Дядя Леша неторопливо говорил:

– Слыхала, небось, намедни, как в той стороне гудело, – он махнул рукой в сторону реки.

– Ага, и громыхало, и ухало вроде как под Гороховкой, – подтвердила баба Ганна.

– Началось-то под Осетровкой, а теперь уж и Богучар отвоевали, и Кантемировку. Так что, тетка, в том месте уже фашиста не осталось. Погнали его к чертовой матери. Скоро и у нас тут начнется. Я с разведгруппой вчера на том берегу был.

– А я встала среди ночи, – подтвердила баба Ганна, – а от Дона так и стрекочет, так и стрекочет. Я давай молитву читать.

– То наша работа. Затемно через Дон перешли, в одном месте через проволоку пролезли и до Кирпичей тишком добрались. На подъеме, что в самом начале Кирпичей, блиндаж итальянский, это уж нам известно было.

– Погоди, – прервала рассказ племянника баба Ганна, – в Белогорье же мадьяры стоят.

– Хватилась. Стояли, да по осени итальянцы их сменили. Или погоди, август за половину перевалил, вода хоть и остыла, да терпимо еще вплавь. Мы тогда решили на тот берег через пещеры сунуться. Знаем, что в монастыре у мадьяр гнездо. Дон переплыли – к входу нижнему подступили. Там пусто, даже охранения нету. Парнишка с нами был белогорский, спасибо ему, провел через закоулки, сквозь гору на самую макушку вылезли. Через дырку наружу ползли, не больше норы в будке собачьей, мадьяры, видать, про нее и не знали, оттого и караульного в нижнем ходу не поставили. Тут мы уж кутерьму им гранатами устроили! Одного контуженого с собой прихватили. Привели к себе, а это гусь не мадьярский, а итальянский оказался. И вчера у них «языка» взяли, в штаб привели, а сами думаем: «Хоть военный он или нет?» Потому как свитер на нем козий, шапка вязаная, штаны наши, деревенские, перчатки шерстяные, ну только башмаки альпийские. Вдобавок и оружия никакого. Штабные, кто на допросе присутствовал, рассказали: офицер это оказался. Еще говорил, что воевать у них никто не хочет, командование ругают, все мерзнут. Ему родные в посылках теплое шмотье прислали.

* * *

Над занесенной снегами степью тихо опустились ранние декабрьские сумерки. Ветер, гнавший весь день колючую поземку, утих. Звезды выползли на небо и завели свои хороводы, но никому нет дела до красоты этих звезд. Померкли они, как и солнце. Вот уже полгода как померкли.

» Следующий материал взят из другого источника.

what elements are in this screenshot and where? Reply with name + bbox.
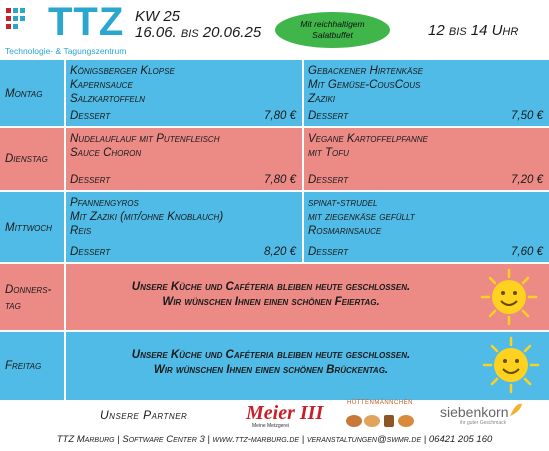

Для солдат чужестранных вечер нынче необычный, праздничный. С часу на час вновь явится миру дитя человеческое, будущий Спаситель. Может, скоро он спасет и их, затерянных в далекой степи? Избавит от жуткой бескормицы, холода, вшей и грязи. Всесилие его безгранично, а милосердие не знает предела. Достанет ли ему провидения?

Выйдя из конюшни, где только что в походном алтаре капеллан отслужил мессу, солдаты шумной гурьбой расходились по квартирам и подразделениям. Некоторых военно-полевая почта обрадовала посылкой, им нынешний сочельник хоть немного, но напоминает тот привычный, что празднуют сегодня родные у себя дома.

Группа солдат отделяется от общей ротной колонны, движется к колхозному свинарнику. Конвойные говорили утром, что на рассвете здесь разрешилась одна баба. Надо бы поздравить счастливицу, ее дитя родилось в светлый день. Скотский барак внутри разбит на ячейки – станки для свиней. В каждом станке разместилось по крестьянской семье.

Ворота свинарника приоткрылись, навстречу солдатам стали отворяться дверки станков, показались любопытные детские лица.

– Вambino, ваmbino[33], – спрашивают всех встречных солдаты, дополняют просьбу жестами.

Один из мальчишек быстро берет на себя роль проводника, машет, зовет идти следом. Друзья его тоже не теряются, перегоняют вожака, крутятся под ногами, спорят меж собою. Без стука распахивают дверь нужного станка, заглядывают, будто проверяя, дома ли хозяева. На промороженную стену спиной облокотилась роженица. Лицо ее бледно, припухло, под глазами набрякшие мешки, на плечах драная фуфайка. С головой в солому зарылся сын-шестилеток, отсыпается. Новорожденная сестра его долго кричала, не могла найти в пустой материнской груди молока. Процессия из солдат и досужих мальчишек замирает.

– Покажи piccolo[34], – наконец просит один из солдат.

Роженица испуганным взглядом мечется по их лицам.